ARTICLE 1 : L’ASCENSION FULGURANTE DE CHARLES DU LYS
Charles du LYS fut, pendant plusieurs siècles, le généalogiste de référence de la descendance d’ARC du LYS, encensé par tous les érudits s’intéressant à Jeanne d’ARC et sa famille. Cependant, à la fin du 19ème siècle, la découverte de nouveaux actes mit à mal l’ensemble de son système généalogique. Qui plus est, son manque de sérieux inexcusable dans l’établissement de plusieurs autres généalogies finirent de le déchoir définitivement de son piédestal. Nombreux furent ceux qui l’affublèrent du titre d’imposteur.
Qu’il fut un généalogiste approximatif est un fait indéniable. Mais peut-on dire qu’il alla jusqu’à être un véritable imposteur ? Il me parait intéressant d’écrire une série d’articles qui permettra au lecteur de se faire sa propre opinion.
Mais tout d’abord, dans ce premier article, commençons par mieux connaitre le personnage en retraçant brièvement sa biographie.

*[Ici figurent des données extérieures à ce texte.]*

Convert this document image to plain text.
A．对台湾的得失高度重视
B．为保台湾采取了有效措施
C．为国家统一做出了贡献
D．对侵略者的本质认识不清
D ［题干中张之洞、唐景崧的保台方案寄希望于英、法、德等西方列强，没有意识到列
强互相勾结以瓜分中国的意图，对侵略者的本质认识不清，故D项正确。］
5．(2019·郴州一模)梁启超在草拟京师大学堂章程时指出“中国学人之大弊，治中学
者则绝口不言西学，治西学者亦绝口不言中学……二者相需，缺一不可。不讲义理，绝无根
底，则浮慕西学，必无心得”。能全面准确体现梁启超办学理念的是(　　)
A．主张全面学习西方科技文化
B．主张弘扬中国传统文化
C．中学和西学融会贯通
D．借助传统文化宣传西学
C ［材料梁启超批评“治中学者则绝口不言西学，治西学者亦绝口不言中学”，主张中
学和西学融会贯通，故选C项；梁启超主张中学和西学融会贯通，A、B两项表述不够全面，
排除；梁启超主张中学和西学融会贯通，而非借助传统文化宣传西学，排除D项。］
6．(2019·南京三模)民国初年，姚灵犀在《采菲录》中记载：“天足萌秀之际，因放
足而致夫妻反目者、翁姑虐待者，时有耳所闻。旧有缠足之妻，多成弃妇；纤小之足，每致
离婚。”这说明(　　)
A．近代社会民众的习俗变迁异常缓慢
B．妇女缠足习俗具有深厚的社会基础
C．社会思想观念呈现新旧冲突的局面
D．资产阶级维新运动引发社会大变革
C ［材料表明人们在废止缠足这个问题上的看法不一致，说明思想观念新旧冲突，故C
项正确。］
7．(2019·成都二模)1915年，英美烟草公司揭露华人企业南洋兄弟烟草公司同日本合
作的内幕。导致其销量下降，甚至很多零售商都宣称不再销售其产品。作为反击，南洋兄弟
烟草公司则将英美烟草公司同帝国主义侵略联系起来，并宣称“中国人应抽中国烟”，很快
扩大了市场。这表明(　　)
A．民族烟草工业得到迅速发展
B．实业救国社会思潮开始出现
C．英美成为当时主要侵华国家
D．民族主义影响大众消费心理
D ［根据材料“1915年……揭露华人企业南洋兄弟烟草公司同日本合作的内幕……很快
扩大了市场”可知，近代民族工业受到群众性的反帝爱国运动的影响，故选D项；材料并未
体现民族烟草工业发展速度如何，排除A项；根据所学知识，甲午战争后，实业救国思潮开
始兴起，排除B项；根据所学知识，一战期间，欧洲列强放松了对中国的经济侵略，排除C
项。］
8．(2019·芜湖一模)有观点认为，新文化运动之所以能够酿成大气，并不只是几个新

Charles du LYS est né en 1557. Il est à noter qu’il n’avait que 5 ans à la mort de son père. Autant dire que la veuve du LYS eut probablement des moyens financiers modestes pour élever ses trois enfants. Elle réussit cependant à assurer un cursus universitaire de qualité à ses deux fils, permettant ainsi à Charles de devenir avocat et à Luc de devenir notaire. De plus, sa fille fit une belle alliance en épousant Jean CHANTEREL, conseiller du roi et auditeur en sa chambre des comptes à Paris.

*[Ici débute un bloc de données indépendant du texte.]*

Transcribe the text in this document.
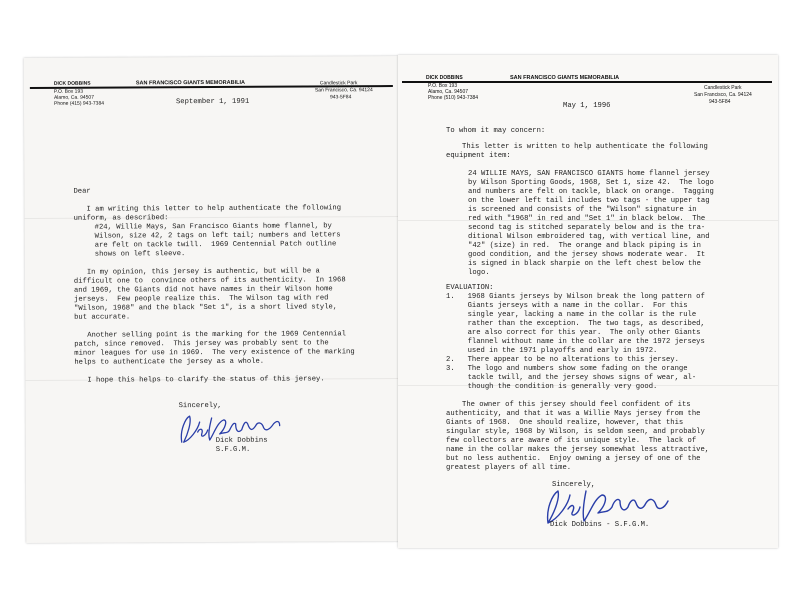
DICK DOBBINS	SAN FRANCISCO GIANTS MEMORABILIA
P.O. Box 193
Alamo, Ca. 94507
Phone (415) 943-7384
Candlestick Park
San Francisco, Ca. 94124
943-5F84
September 1, 1991
Dear
I am writing this letter to help authenticate the following
uniform, as described:
#24, Willie Mays, San Francisco Giants home flannel, by
Wilson, size 42, 2 tags on left tail; numbers and letters
are felt on tackle twill.  1969 Centennial Patch outline
shows on left sleeve.
In my opinion, this jersey is authentic, but will be a
difficult one to  convince others of its authenticity.  In 1968
and 1969, the Giants did not have names in their Wilson home
jerseys.  Few people realize this.  The Wilson tag with red
"Wilson, 1968" and the black "Set 1", is a short lived style,
but accurate.
Another selling point is the marking for the 1969 Centennial
patch, since removed.  This jersey was probably sent to the
minor leagues for use in 1969.  The very existence of the marking
helps to authenticate the jersey as a whole.
I hope this helps to clarify the status of this jersey.
Sincerely,
Dick Dobbins
S.F.G.M.
DICK DOBBINS	SAN FRANCISCO GIANTS MEMORABILIA
P.O. Box 193
Alamo, Ca. 94507
Phone (510) 943-7384
Candlestick Park
San Francisco, Ca. 94124
943-5F84
May 1, 1996
To whom it may concern:
This letter is written to help authenticate the following
equipment item:
24 WILLIE MAYS, SAN FRANCISCO GIANTS home flannel jersey
by Wilson Sporting Goods, 1968, Set 1, size 42.  The logo
and numbers are felt on tackle, black on orange.  Tagging
on the lower left tail includes two tags - the upper tag
is screened and consists of the "Wilson" signature in
red with "1968" in red and "Set 1" in black below.  The
second tag is stitched separately below and is the tra-
ditional Wilson embroidered tag, with vertical line, and
"42" (size) in red.  The orange and black piping is in
good condition, and the jersey shows moderate wear.  It
is signed in black sharpie on the left chest below the
logo.
EVALUATION:
1.   1968 Giants jerseys by Wilson break the long pattern of
Giants jerseys with a name in the collar.  For this
single year, lacking a name in the collar is the rule
rather than the exception.  The two tags, as described,
are also correct for this year.  The only other Giants
flannel without name in the collar are the 1972 jerseys
used in the 1971 playoffs and early in 1972.
2.   There appear to be no alterations to this jersey.
3.   The logo and numbers show some fading on the orange
tackle twill, and the jersey shows signs of wear, al-
though the condition is generally very good.
The owner of this jersey should feel confident of its
authenticity, and that it was a Willie Mays jersey from the
Giants of 1968.  One should realize, however, that this
singular style, 1968 by Wilson, is seldom seen, and probably
few collectors are aware of its unique style.  The lack of
name in the collar makes the jersey somewhat less attractive,
but no less authentic.  Enjoy owning a jersey of one of the
greatest players of all time.
Sincerely,
Dick Dobbins - S.F.G.M.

Une fois ses études terminées, Charles du LYS commença alors sa carrière en tant qu’avocat au barreau de Paris et exerça, en outre, la fonction officieuse de substitut du procureur général du roi. En mai 1586, Henri III, agacé par ces postes échappant à son contrôle, émit un édit d’érection, en titre d’office, des substituts des procureurs généraux du roi et des adjoints aux conseillers du roi, avec exécution en novembre 1586. Sa fonction devint alors une charge officielle du royaume. Il semble que Charles du LYS fut aussi le bailli de Pomponne de BELLIEVRE à Grignon.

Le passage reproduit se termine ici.